Poplanska (26) who is originally from Latvia, came to England in 2005 to study for a BA in Silversmithing, Goldsmithing, and Jewellery Design at the University for the Creative Arts in Rochester. She was then chosen as one of the first intake of Post Graduate students at The Goldsmiths’ Centre where she has been studying painting and drawing, 3D model making and CAD.
Her design entitled ‘The Eternal Dove’ is loosely based on the ‘Sceptre with Dove’ an item in the Crown Jewels which, was made for the Coronation of King Charles 11 in 1661.
The dove, which is in flight, encompasses four flowers –the shamrock, the daffodil, the thistle, and the rose – chosen to represent the countries of the United Kingdom.
These are made in rare Irish, Welsh, Scottish, and English gold which have been donated by enthusiastic local prospectors. Natural coloured diamonds have been used to highlight these flowers.
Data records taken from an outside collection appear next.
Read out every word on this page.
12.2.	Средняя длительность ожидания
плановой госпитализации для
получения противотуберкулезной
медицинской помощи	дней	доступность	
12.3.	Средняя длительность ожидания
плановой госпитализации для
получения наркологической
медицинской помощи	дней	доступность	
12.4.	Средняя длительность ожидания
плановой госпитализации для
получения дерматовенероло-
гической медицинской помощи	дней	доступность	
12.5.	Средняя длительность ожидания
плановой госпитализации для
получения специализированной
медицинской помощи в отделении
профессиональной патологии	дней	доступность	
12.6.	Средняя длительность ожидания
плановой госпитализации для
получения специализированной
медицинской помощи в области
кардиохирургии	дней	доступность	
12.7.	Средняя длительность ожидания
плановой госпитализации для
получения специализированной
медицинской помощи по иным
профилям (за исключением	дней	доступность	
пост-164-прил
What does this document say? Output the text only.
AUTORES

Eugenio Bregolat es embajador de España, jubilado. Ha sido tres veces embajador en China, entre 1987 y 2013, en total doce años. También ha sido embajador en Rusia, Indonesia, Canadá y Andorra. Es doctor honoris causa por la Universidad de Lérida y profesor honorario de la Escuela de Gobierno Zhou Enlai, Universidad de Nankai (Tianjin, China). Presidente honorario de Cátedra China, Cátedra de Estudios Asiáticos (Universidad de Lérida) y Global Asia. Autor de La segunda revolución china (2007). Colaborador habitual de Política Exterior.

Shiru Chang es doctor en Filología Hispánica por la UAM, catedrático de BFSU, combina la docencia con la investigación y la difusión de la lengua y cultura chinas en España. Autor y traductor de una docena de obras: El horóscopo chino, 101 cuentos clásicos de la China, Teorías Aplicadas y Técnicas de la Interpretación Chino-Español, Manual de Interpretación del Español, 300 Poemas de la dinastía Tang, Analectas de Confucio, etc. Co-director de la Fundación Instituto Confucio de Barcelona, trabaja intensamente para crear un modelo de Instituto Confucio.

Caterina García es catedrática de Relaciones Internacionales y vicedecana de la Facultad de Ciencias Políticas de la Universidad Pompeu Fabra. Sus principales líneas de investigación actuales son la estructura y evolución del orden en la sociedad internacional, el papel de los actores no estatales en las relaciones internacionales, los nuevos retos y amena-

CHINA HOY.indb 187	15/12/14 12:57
Entwined holly leaves also feature in the design symbolising unity, while the dove stands for peace.
“Al l the precious metal and gemstones used in the brooch were donated to The BJA and our members also gave generously of their skills and production expertise to create it in Birmingham’s Jewellery Quarter.
The production utilised the very latest technologies, provided through Weston Beamor, and married them with traditional, hand skills from Ian Hall at Lasting Impressions.
The finished piece is a tremendous testament to the high levels of craftsmanship that exists amongst members of The British Jewellers’ Association,” says the BJA’s chief executive Simon Rainer.
“Jewellery has always been associated with royalty and we felt it fitting that The BJA, which this year celebrates the 125th Anniversary of its founding, should celebrate this special year by creating this exquisite, commemorative brooch which will hopefully carve its own niche in history,” says Lindsey Straughton the BJA’s Marketing and PR Manager.